Very few popular culture franchises can ignite the debate around fan service and nostalgia quite like Star Wars can. It seems the vast collections of science fiction movies, and more recently, science fiction series from a galaxy far, far away have got fans angry and elated in equal measure of late. This time, it’s due to the return of perhaps the most famous Star Wars character of all time, Luke Skywalker, in Disney Plus TV series The Book of Boba Fett.
The iconic Jedi Master had previously appeared in the finale of The Mandalorian season 2, and now Disney‘s latest Star Wars offering has delivered a further cameo from Luke Skywalker. While the majority of fans were happy with his initial return, this more recent appearance has sparked a heated debate around fan service, digital de-ageing, and now, voice acting.
A large portion of fans have bemoaned Disney’s reliance on existing characters to carry new Star Wars properties, as well as the way these characters are presented with questionable CGI. The final straw however, seems to be the admission that the Luke Skywalker we see in these Disney Plus TV series is not voiced by the original actor, Mark Hamill.
We have already seen sections of the Star Wars fanbase become rather, shall we say, vocal, in the not-too-distant past, most notably around the release of The Last Jedi. That particular instalment in the Star Wars universe divided fans with its bold and controversial approach, not least in its handling of Luke Skywalker’s legacy.
And that beloved character is the source of discussions once again, as Jon Favreau, creator of The Mandalorian, has opened up about the technology behind reintroducing a young Luke Skywalker to the Disney Plus world, and why they didn’t need to use Mark Hamill.

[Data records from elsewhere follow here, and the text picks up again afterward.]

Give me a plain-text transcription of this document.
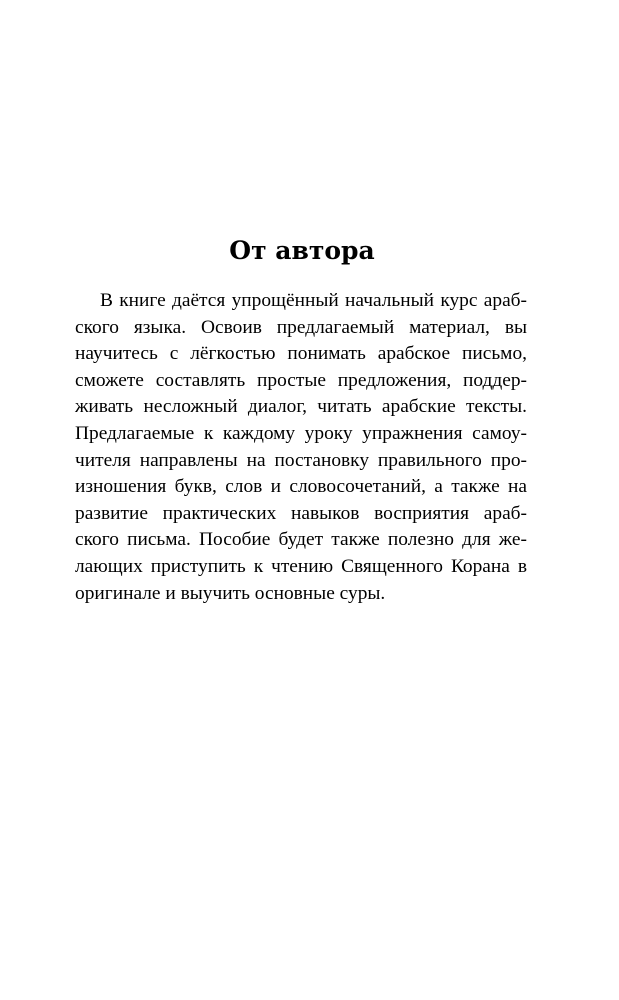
От автора
В книге даётся упрощённый начальный курс араб-
ского языка. Освоив предлагаемый материал, вы
научитесь с лёгкостью понимать арабское письмо,
сможете составлять простые предложения, поддер-
живать несложный диалог, читать арабские тексты.
Предлагаемые к каждому уроку упражнения самоу-
чителя направлены на постановку правильного про-
изношения букв, слов и словосочетаний, а также на
развитие практических навыков восприятия араб-
ского письма. Пособие будет также полезно для же-
лающих приступить к чтению Священного Корана в
оригинале и выучить основные суры.
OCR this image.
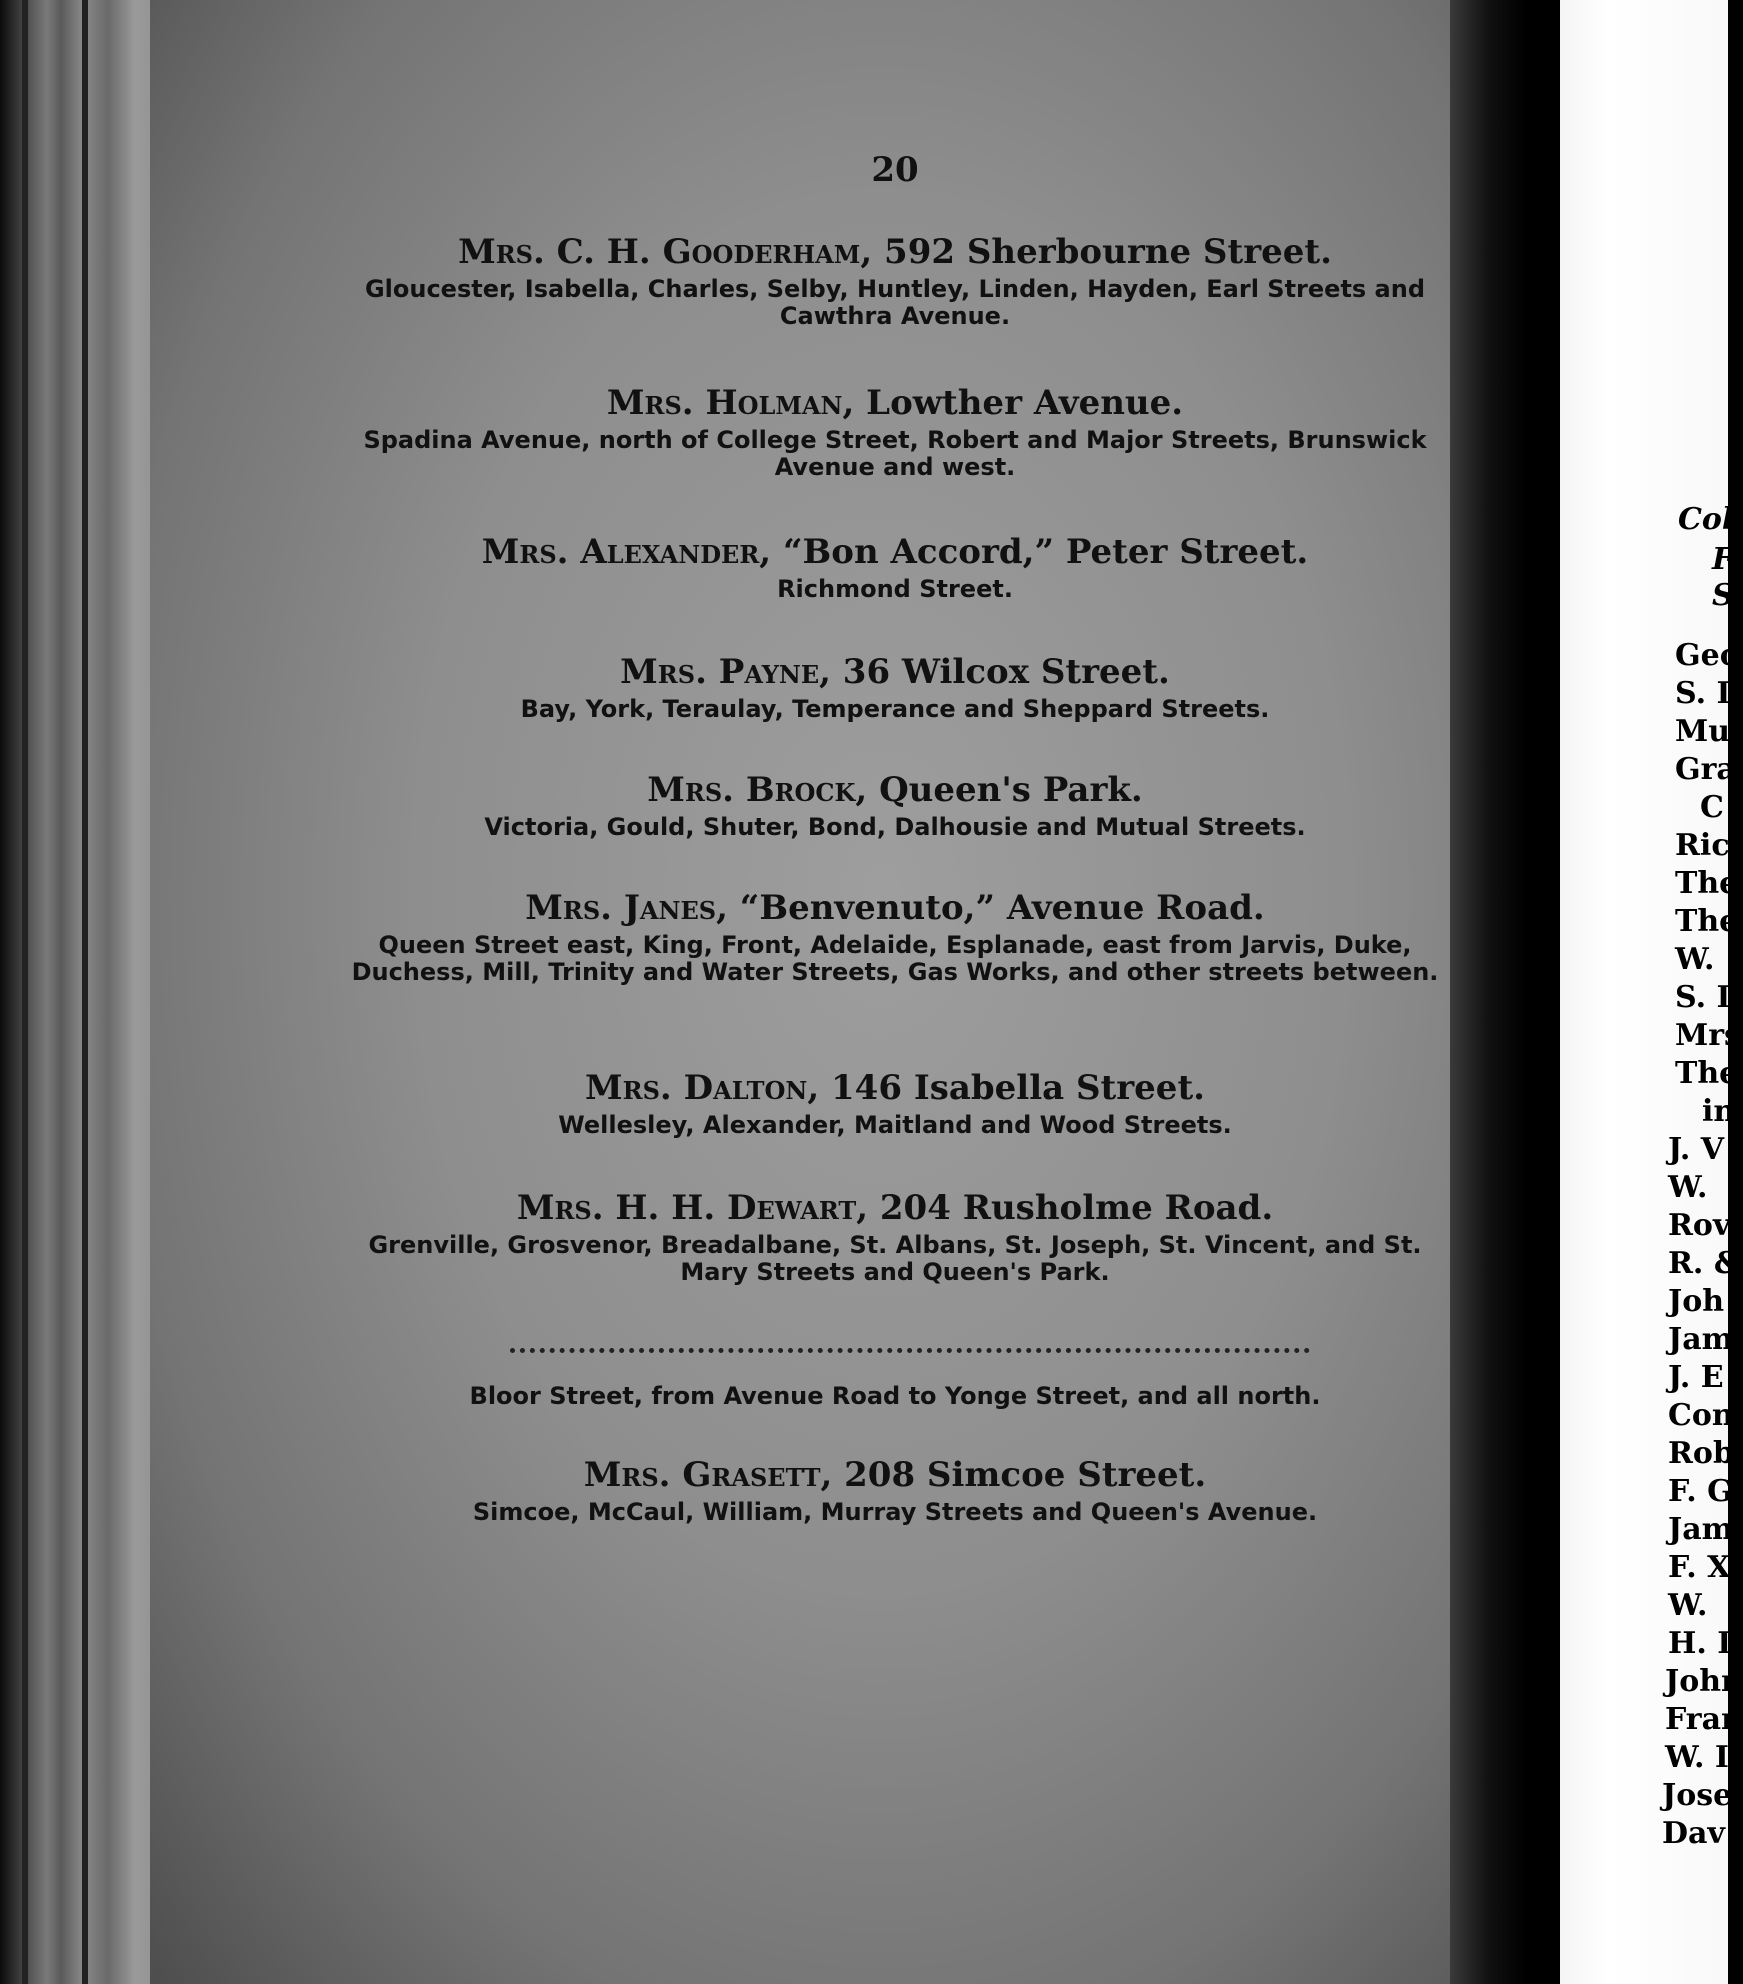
20
Mrs. C. H. Gooderham, 592 Sherbourne Street.
Gloucester, Isabella, Charles, Selby, Huntley, Linden, Hayden, Earl Streets and Cawthra Avenue.
Mrs. Holman, Lowther Avenue.
Spadina Avenue, north of College Street, Robert and Major Streets, Brunswick Avenue and west.
Mrs. Alexander, “Bon Accord,” Peter Street.
Richmond Street.
Mrs. Payne, 36 Wilcox Street.
Bay, York, Teraulay, Temperance and Sheppard Streets.
Mrs. Brock, Queen's Park.
Victoria, Gould, Shuter, Bond, Dalhousie and Mutual Streets.
Mrs. Janes, “Benvenuto,” Avenue Road.
Queen Street east, King, Front, Adelaide, Esplanade, east from Jarvis, Duke, Duchess, Mill, Trinity and Water Streets, Gas Works, and other streets between.
Mrs. Dalton, 146 Isabella Street.
Wellesley, Alexander, Maitland and Wood Streets.
Mrs. H. H. Dewart, 204 Rusholme Road.
Grenville, Grosvenor, Breadalbane, St. Albans, St. Joseph, St. Vincent, and St. Mary Streets and Queen's Park.
Bloor Street, from Avenue Road to Yonge Street, and all north.
Mrs. Grasett, 208 Simcoe Street.
Simcoe, McCaul, William, Murray Streets and Queen's Avenue.
Col
F
S
Geo
S. I
Mu
Gra
C
Ric
The
The
W.
S. I
Mrs
The
in
J. V
W.
Rov
R. &
Joh
Jam
J. E
Con
Rob
F. G
Jam
F. X
W.
H. I
John
Fran
W. I
Jose
Dav
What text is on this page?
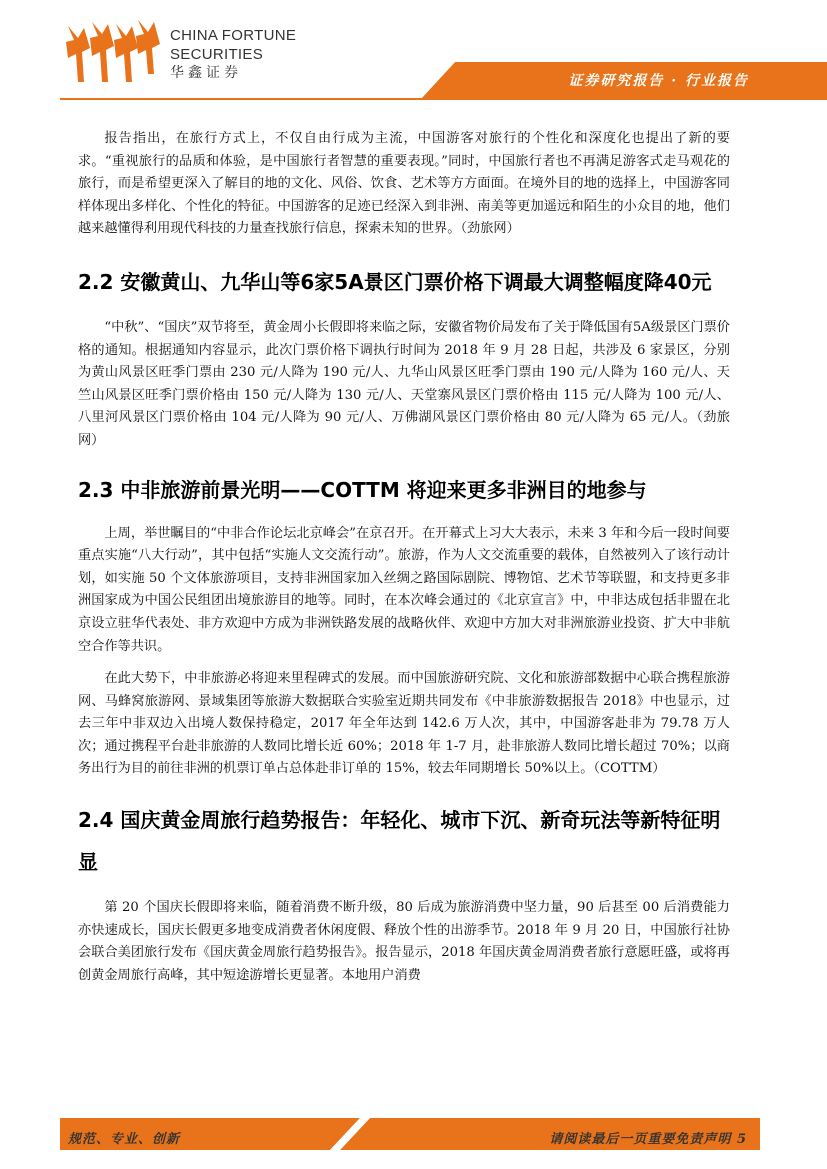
CHINA FORTUNE
SECURITIES
华鑫证券	证券研究报告 · 行业报告

报告指出，在旅行方式上，不仅自由行成为主流，中国游客对旅行的个性化和深度化也提出了新的要求。“重视旅行的品质和体验，是中国旅行者智慧的重要表现。”同时，中国旅行者也不再满足游客式走马观花的旅行，而是希望更深入了解目的地的文化、风俗、饮食、艺术等方方面面。在境外目的地的选择上，中国游客同样体现出多样化、个性化的特征。中国游客的足迹已经深入到非洲、南美等更加遥远和陌生的小众目的地，他们越来越懂得利用现代科技的力量查找旅行信息，探索未知的世界。（劲旅网）

2.2 安徽黄山、九华山等6家5A景区门票价格下调最大调整幅度降40元

“中秋”、“国庆”双节将至，黄金周小长假即将来临之际，安徽省物价局发布了关于降低国有5A级景区门票价格的通知。根据通知内容显示，此次门票价格下调执行时间为 2018 年 9 月 28 日起，共涉及 6 家景区，分别为黄山风景区旺季门票由 230 元/人降为 190 元/人、九华山风景区旺季门票由 190 元/人降为 160 元/人、天竺山风景区旺季门票价格由 150 元/人降为 130 元/人、天堂寨风景区门票价格由 115 元/人降为 100 元/人、八里河风景区门票价格由 104 元/人降为 90 元/人、万佛湖风景区门票价格由 80 元/人降为 65 元/人。（劲旅网）

2.3 中非旅游前景光明——COTTM 将迎来更多非洲目的地参与

上周，举世瞩目的“中非合作论坛北京峰会”在京召开。在开幕式上习大大表示，未来 3 年和今后一段时间要重点实施“八大行动”，其中包括“实施人文交流行动”。旅游，作为人文交流重要的载体，自然被列入了该行动计划，如实施 50 个文体旅游项目，支持非洲国家加入丝绸之路国际剧院、博物馆、艺术节等联盟，和支持更多非洲国家成为中国公民组团出境旅游目的地等。同时，在本次峰会通过的《北京宣言》中，中非达成包括非盟在北京设立驻华代表处、非方欢迎中方成为非洲铁路发展的战略伙伴、欢迎中方加大对非洲旅游业投资、扩大中非航空合作等共识。

在此大势下，中非旅游必将迎来里程碑式的发展。而中国旅游研究院、文化和旅游部数据中心联合携程旅游网、马蜂窝旅游网、景域集团等旅游大数据联合实验室近期共同发布《中非旅游数据报告 2018》中也显示，过去三年中非双边入出境人数保持稳定，2017 年全年达到 142.6 万人次，其中，中国游客赴非为 79.78 万人次；通过携程平台赴非旅游的人数同比增长近 60%；2018 年 1-7 月，赴非旅游人数同比增长超过 70%；以商务出行为目的前往非洲的机票订单占总体赴非订单的 15%，较去年同期增长 50%以上。（COTTM）

2.4 国庆黄金周旅行趋势报告：年轻化、城市下沉、新奇玩法等新特征明显

第 20 个国庆长假即将来临，随着消费不断升级，80 后成为旅游消费中坚力量，90 后甚至 00 后消费能力亦快速成长，国庆长假更多地变成消费者休闲度假、释放个性的出游季节。2018 年 9 月 20 日，中国旅行社协会联合美团旅行发布《国庆黄金周旅行趋势报告》。报告显示，2018 年国庆黄金周消费者旅行意愿旺盛，或将再创黄金周旅行高峰，其中短途游增长更显著。本地用户消费

规范、专业、创新	请阅读最后一页重要免责声明 5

In a recent interview with Esquire, Favreau explained that the Luke we see has a completely synthesised voice. Using archival material of Mark Hamill from his previous appearances in Star Wars movies, the sound editors “were able to slice it up and feed their neural network to learn this data” according to Favreau.
We already know that different actors were brought in as a body double for Mark Hamill, but interestingly, his name does appear in the credits. Indeed, it is a little odd that Disney decided not to use Hamill’s iconic voice for the re-emergence of his beloved character. And Star Wars fans had plenty to say on social media.
— Andrew Todd (@mistertodd) February 4, 2022
Of course, this is not the first time Disney has played around with technology for their Star Wars content. In recent years, we have seen the de-ageing of Princess Leia in both Rogue One and The Rise of Skywalker. The former of these two movies also featured a digital recreation of the late actor Peter Cushing, who played the revered villain Moff Tarkin in the original trilogy.
While the use of this technology is admittedly impressive, and has been celebrated by some fans, it’s safe to say there are many who are apprehensive, or angry, about the way Disney is delivering fan service of late.
Such is the broad spectrum of Star Wars fans, you can find plenty of people who love seeing their heroes back on the screen in this way. There is an argument to be made however, that such technology only leads to lazy nostalgia-bait, and it’s certainly a concern if the franchise has to rely on its characters from decades ago.